Где сугроб залежался апрельский,
От молчанья лесов одичалый,
Есть железная логика – рельсы.
Есть надежная истина – шпалы.
Но в этих же «Шпалах», подчеркнуто рациональных, вдруг блеснет строка, полная тоски огромных пространств, красок пустыни, небывало ярких и чистых: «На далекой черте горизонта, на пустынном прилавке заката, где вечернее свежее золото израсходовалось куда-то»… И сразу тебе – вечерний, дымчатый, красно-лиловый, полный тайн восточный базар, первые звезды на синем Востоке, последние угли на Западе; сказка, чуть ли не штамп, – но данная с той пристальностью, с той прорисовкой мельчайших штрихов, что достоверность, сновидческая, более реальная, чем реальность, – несомненна.
Больше всего люблю у нее эти ослепительные, живые картины, взявшиеся ниоткуда, вставшие посреди страницы, как мираж посреди пустыни: «Глухой зимы коснеющий триумф», или «Мимозы вырастают из песка», или «Песнь о летучем голландце» – не та, понятная, просто грустная («Свет маяка в необозримой ночи»), а таинственная, истинно жуткая: «В прибрежных лесах и полях, в густеющих сумерках летних лежит деревушка – в последних смеркающихся огнях…» По этому зачину сразу ясно, что будет таинственно и страшно. И разрешится почти грозной констатацией собственной силы: «Нет! Судно не ветер принес, а самое судно давно несло в себе ветер да бурю. Недаром лишь брови нахмурю – и в море возникнет оно». А другие, с этой детской слезной интонацией? «О, как далеко вы теперь, мои аисты, скоро ли увижу вас, аисты белые, – снег за камыши, камыши зацепляется, на лету слипается в области целые»…
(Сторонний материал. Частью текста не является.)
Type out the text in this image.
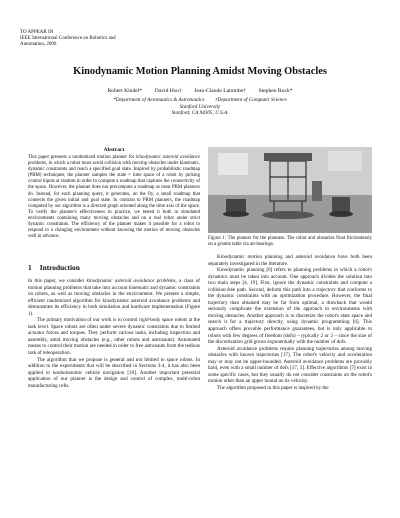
TO APPEAR IN
IEEE International Conference on Robotics and
Automation, 2000
Kinodynamic Motion Planning Amidst Moving Obstacles
Robert Kindel*   David Hsu†   Jean-Claude Latombe†   Stephen Rock*
*Department of Aeronautics & Astronautics        †Department of Computer Science
Stanford University
Stanford, CA 94305, U.S.A.
Abstract

This paper presents a randomized motion planner for kinodynamic asteroid avoidance problems, in which a robot must avoid collision with moving obstacles under kinematic, dynamic constraints and reach a specified goal state. Inspired by probabilistic roadmap (PRM) techniques, the planner samples the state × time space of a robot by picking control inputs at random in order to compute a roadmap that captures the connectivity of the space. However, the planner does not precompute a roadmap as most PRM planners do. Instead, for each planning query, it generates, on the fly, a small roadmap that connects the given initial and goal state. In contrast to PRM planners, the roadmap computed by our algorithm is a directed graph oriented along the time axis of the space. To verify the planner's effectiveness in practice, we tested it both in simulated environments containing many moving obstacles and on a real robot under strict dynamic constraints. The efficiency of the planner makes it possible for a robot to respond to a changing environment without knowing the motion of moving obstacles well in advance.

1 Introduction

In this paper, we consider kinodynamic asteroid avoidance problems, a class of motion planning problems that take into account kinematic and dynamic constraints on robots, as well as moving obstacles in the environment. We present a simple, efficient randomized algorithm for kinodynamic asteroid avoidance problems and demonstrate its efficiency in both simulation and hardware implementation (Figure 1).

The primary motivation of our work is to control rigid-body space robots at the task level. Space robots are often under severe dynamic constraints due to limited actuator forces and torques. They perform various tasks, including inspection and assembly, amid moving obstacles (e.g., other robots and astronauts). Automated means to control their motion are needed in order to free astronauts from the tedious task of teleoperation.

The algorithm that we propose is general and not limited to space robots. In addition to the experiments that will be described in Sections 3-4, it has also been applied to nonholonomic vehicle navigation [10]. Another important potential application of our planner is the design and control of complex, multi-robot manufacturing cells.

Figure 1: The planner for the planners. The robot and obstacles float frictionlessly on a granite table via air-bearings.

Kinodynamic motion planning and asteroid avoidance have both been separately investigated in the literature.

Kinodynamic planning [6] refers to planning problems in which a robot's dynamics must be taken into account. One approach divides the solution into two main steps [4, 19]. First, ignore the dynamic constraints and compute a collision-free path. Second, deform this path into a trajectory that conforms to the dynamic constraints with an optimization procedure. However, the final trajectory than obtained may be far from optimal, a drawback that would seriously complicate the extension of the approach to environments with moving obstacles. Another approach is to discretize the robot's state space and search it for a trajectory directly, using dynamic programming [6]. This approach offers provable performance guarantees, but is only applicable to robots with few degrees of freedom (dofs) – typically 2 or 3 – since the size of the discretization grid grows exponentially with the number of dofs.

Asteroid avoidance problems require planning trajectories among moving obstacles with known trajectories [17]. The robot's velocity and acceleration may or may not be upper-bounded. Asteroid avoidance problems are provably hard, even with a small number of dofs [17, 3]. Effective algorithms [7] exist in some specific cases, but they usually do not consider constraints on the robot's motion other than an upper bound on its velocity.

The algorithm proposed in this paper is inspired by the
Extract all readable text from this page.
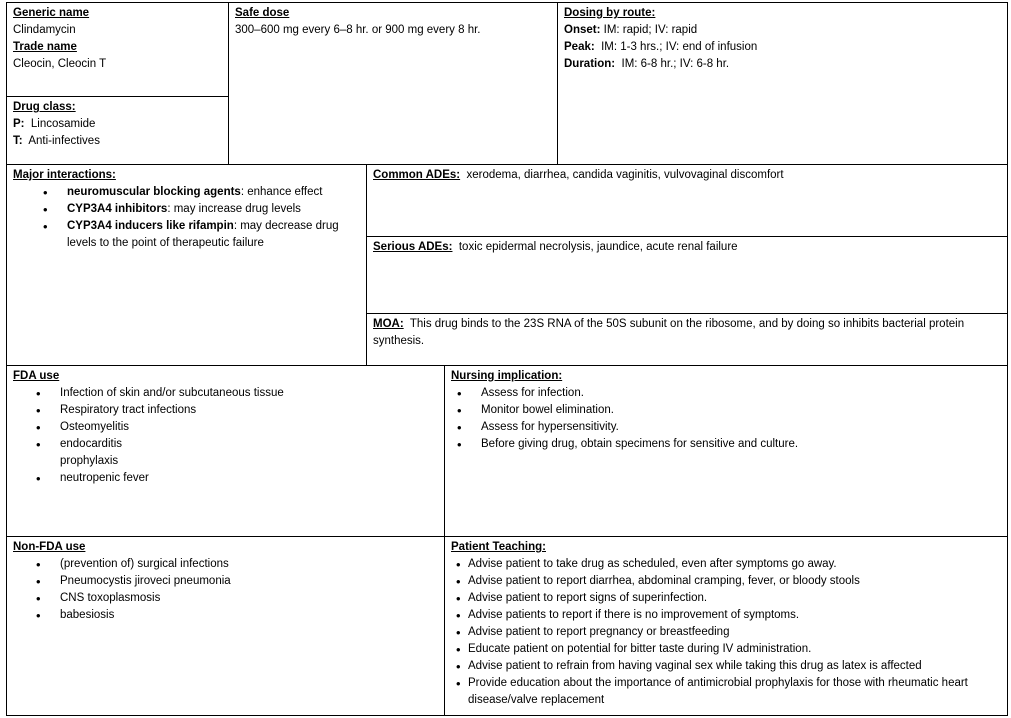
Generic name
Clindamycin
Trade name
Cleocin, Cleocin T
Drug class:
P: Lincosamide
T: Anti-infectives
Safe dose
300–600 mg every 6–8 hr. or 900 mg every 8 hr.
Dosing by route:
Onset: IM: rapid; IV: rapid
Peak: IM: 1-3 hrs.; IV: end of infusion
Duration: IM: 6-8 hr.; IV: 6-8 hr.
Major interactions:
• neuromuscular blocking agents: enhance effect
• CYP3A4 inhibitors: may increase drug levels
• CYP3A4 inducers like rifampin: may decrease drug levels to the point of therapeutic failure
Common ADEs: xerodema, diarrhea, candida vaginitis, vulvovaginal discomfort
Serious ADEs: toxic epidermal necrolysis, jaundice, acute renal failure
MOA: This drug binds to the 23S RNA of the 50S subunit on the ribosome, and by doing so inhibits bacterial protein synthesis.
FDA use
• Infection of skin and/or subcutaneous tissue
• Respiratory tract infections
• Osteomyelitis
• endocarditis
prophylaxis
• neutropenic fever
Nursing implication:
• Assess for infection.
• Monitor bowel elimination.
• Assess for hypersensitivity.
• Before giving drug, obtain specimens for sensitive and culture.
Non-FDA use
• (prevention of) surgical infections
• Pneumocystis jiroveci pneumonia
• CNS toxoplasmosis
• babesiosis
Patient Teaching:
• Advise patient to take drug as scheduled, even after symptoms go away.
• Advise patient to report diarrhea, abdominal cramping, fever, or bloody stools
• Advise patient to report signs of superinfection.
• Advise patients to report if there is no improvement of symptoms.
• Advise patient to report pregnancy or breastfeeding
• Educate patient on potential for bitter taste during IV administration.
• Advise patient to refrain from having vaginal sex while taking this drug as latex is affected
• Provide education about the importance of antimicrobial prophylaxis for those with rheumatic heart disease/valve replacement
Я читывал, может быть, поэтов сильнее, чем Матвеева, но не видывал более чистого случая гениальности. Ни один другой текст не внушал мне такого сильного желания жить, слышать и видеть и писать что-то самому; никакие другие стихи или песни не свидетельствовали так ясно и непреложно о божественной сущности искусства. Особенно, конечно, когда сам слышишь этот беспомощный, чистый, никогда не фальшивящий голос: в ее музыке, многообразной и мгновенно запоминающейся, всегда каким-то труднообъяснимым образом дан пейзаж. Тут уж, наверное, разберется один Владимир Фрумкин – единственный музыковед-теоретик бардовской песни. Почему «Звездный лис» сразу вызывает картину ночного моря – потому ли, что мелодия упрямо повторяется, как волна бьется в берег, потому ли, что гитара воет, подражая ветру? Почему один только вступительный проигрыш «Бездомного домового», шаткий, как походка подгулявшего моряка, немедленно заставляет вообразить вьюжное море? «Перевернутый бочонок, на бочонке первый снег, куда-то влево уплывают острова» – словно протерли квадрат в пыльном стекле, и сквозь него хлынули краски, каких тыщу лет здесь никто не видел.
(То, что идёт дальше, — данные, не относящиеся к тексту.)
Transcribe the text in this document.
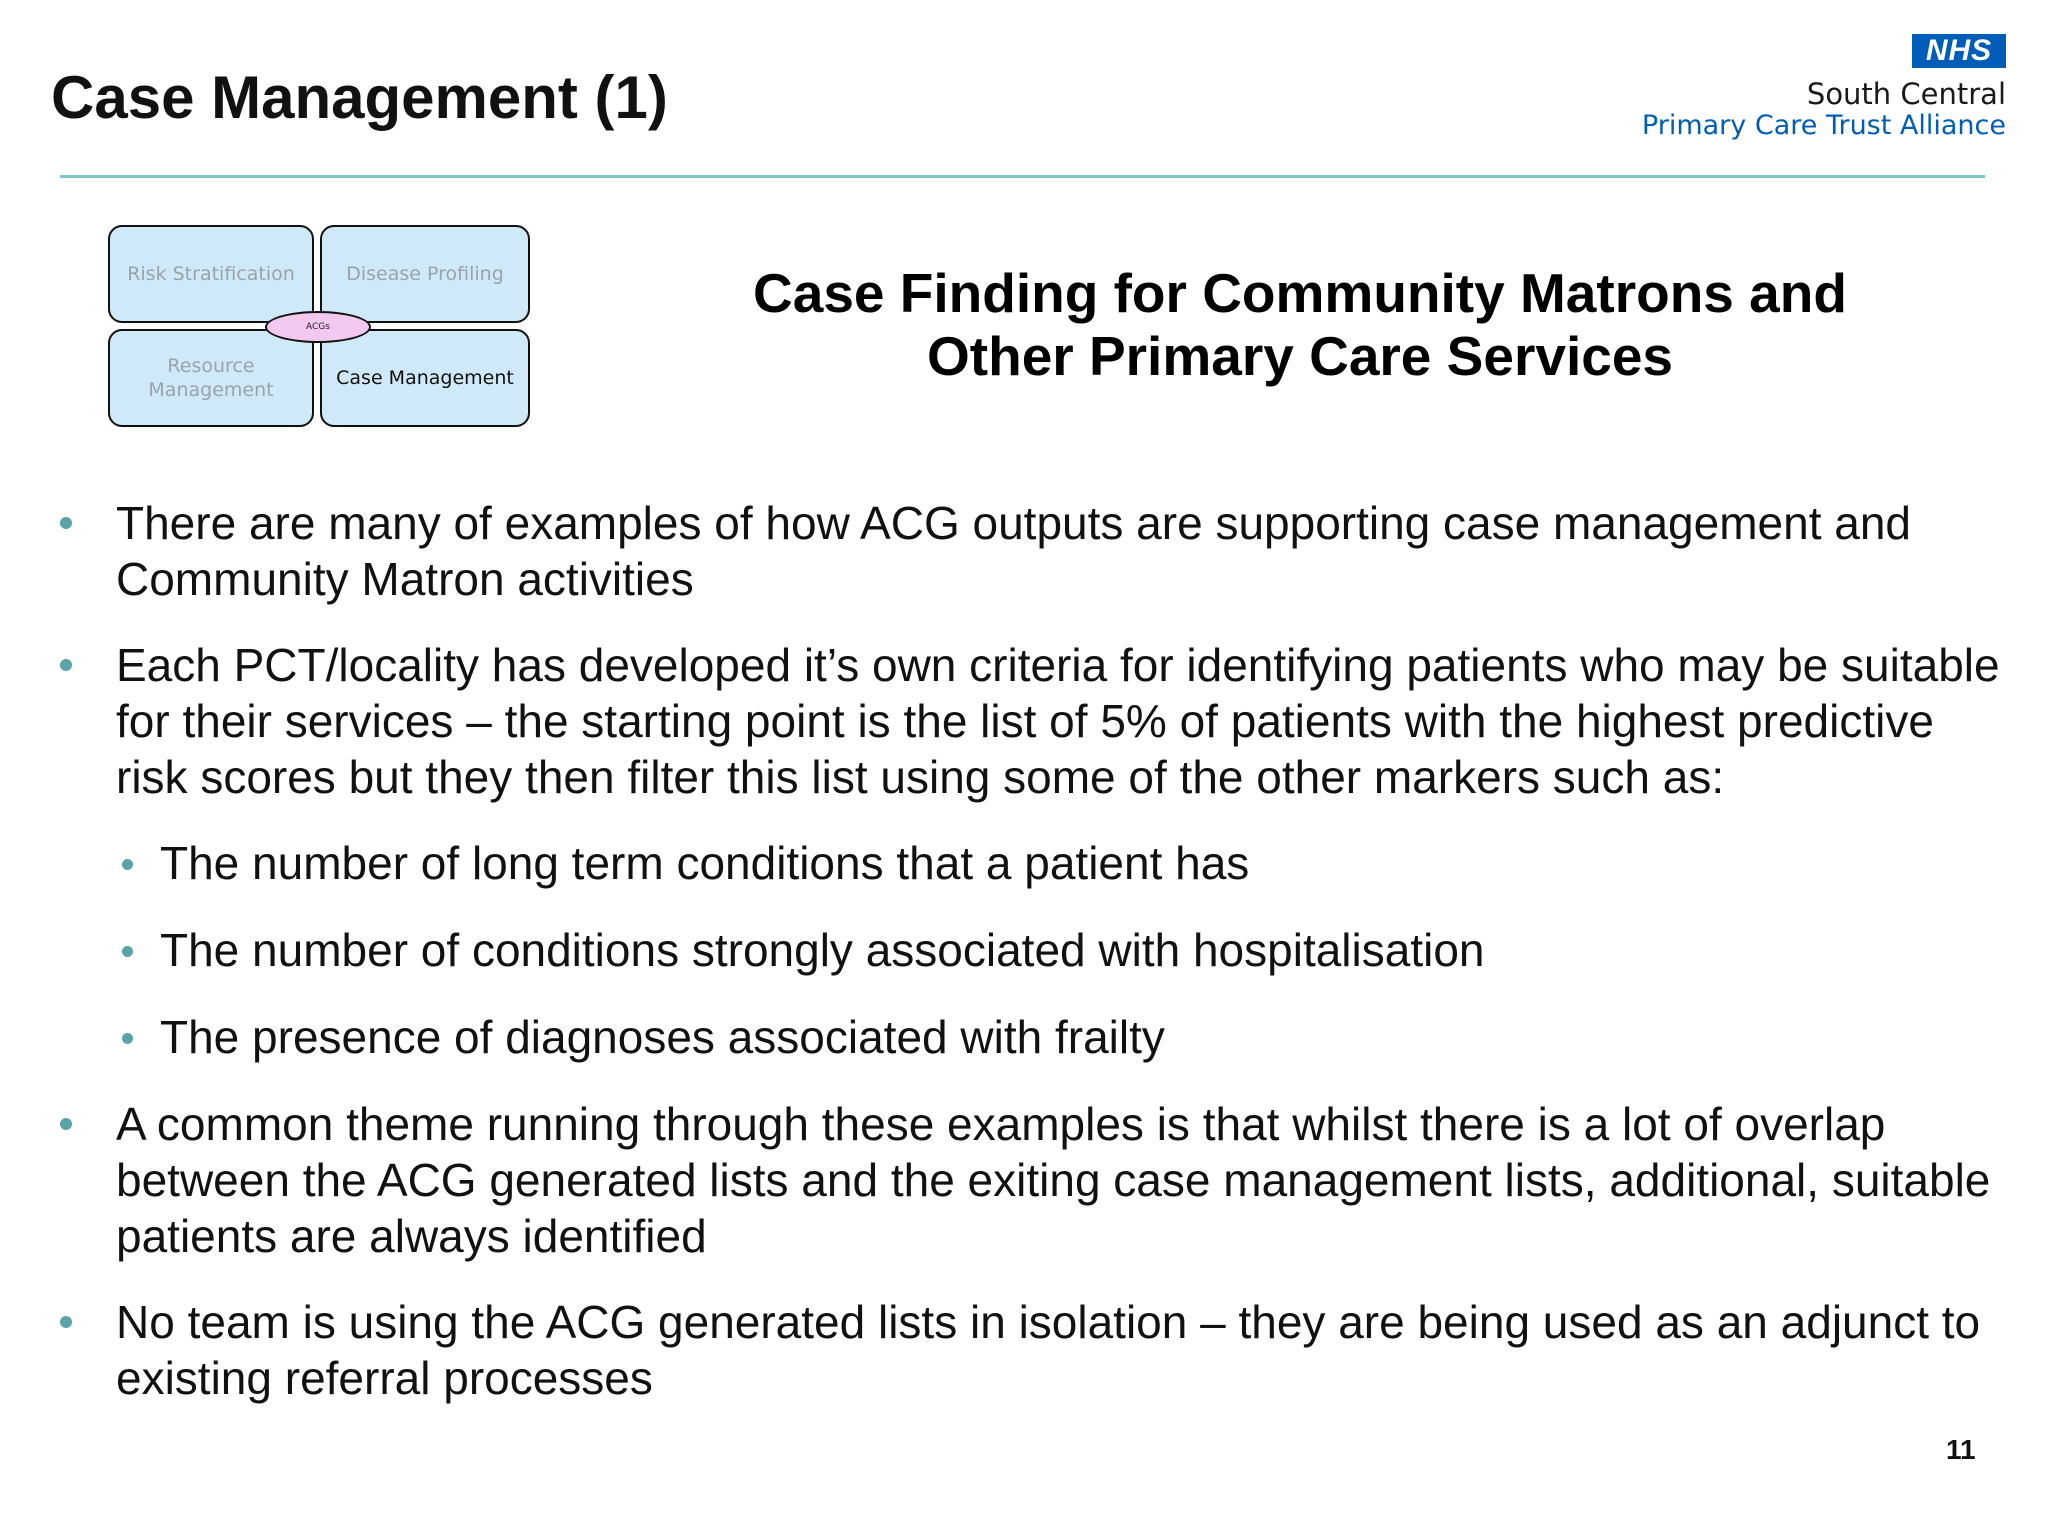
Case Management (1)
NHS
South Central
Primary Care Trust Alliance
Risk Stratification	Disease Profiling
Resource Management
Case Management
ACGs
Case Finding for Community Matrons and Other Primary Care Services
There are many of examples of how ACG outputs are supporting case management and Community Matron activities
Each PCT/locality has developed it’s own criteria for identifying patients who may be suitable for their services – the starting point is the list of 5% of patients with the highest predictive risk scores but they then filter this list using some of the other markers such as:
The number of long term conditions that a patient has
The number of conditions strongly associated with hospitalisation
The presence of diagnoses associated with frailty
A common theme running through these examples is that whilst there is a lot of overlap between the ACG generated lists and the exiting case management lists, additional, suitable patients are always identified
No team is using the ACG generated lists in isolation – they are being used as an adjunct to existing referral processes
11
Никогда не смогу понять, почему после первого живого концерта Матвеевой, на который я попал, – как сейчас помню, 16 ноября 1984 года, Театр эстрады, – я проревел всю ночь: что она там такого пела особенного? Ну, «Братья капитаны», ну, «Океан-океан», «Табор», «С гор ветерок», на пластинках, кажется, не выходивший, и «Баркаролу» на превосходные стихи Ивана Киуру, мужа, друга, поэта сильного и недооцененного. Часть этих вещей я знал, часть слышал впервые, а ревел, наверное, не от самих этих песен, а от жизни, которая после них казалась особенно плоской, настолько они были лучше. Я работал тогда в детской редакции радиовещания, в «Ровесниках», и воспользовался случаем – позвал Матвееву и Киуру к нам выступать. С тех пор, со своих шестнадцати, я стал к ней вхож на правах ученика. Вокруг Матвеевой и ее мужа всегда крутилось некоторое количество детей и подростков, дачных ли соседей, восхищенных ли школьников, – часть потом отсеивалась, а часть оставалась, и я остался.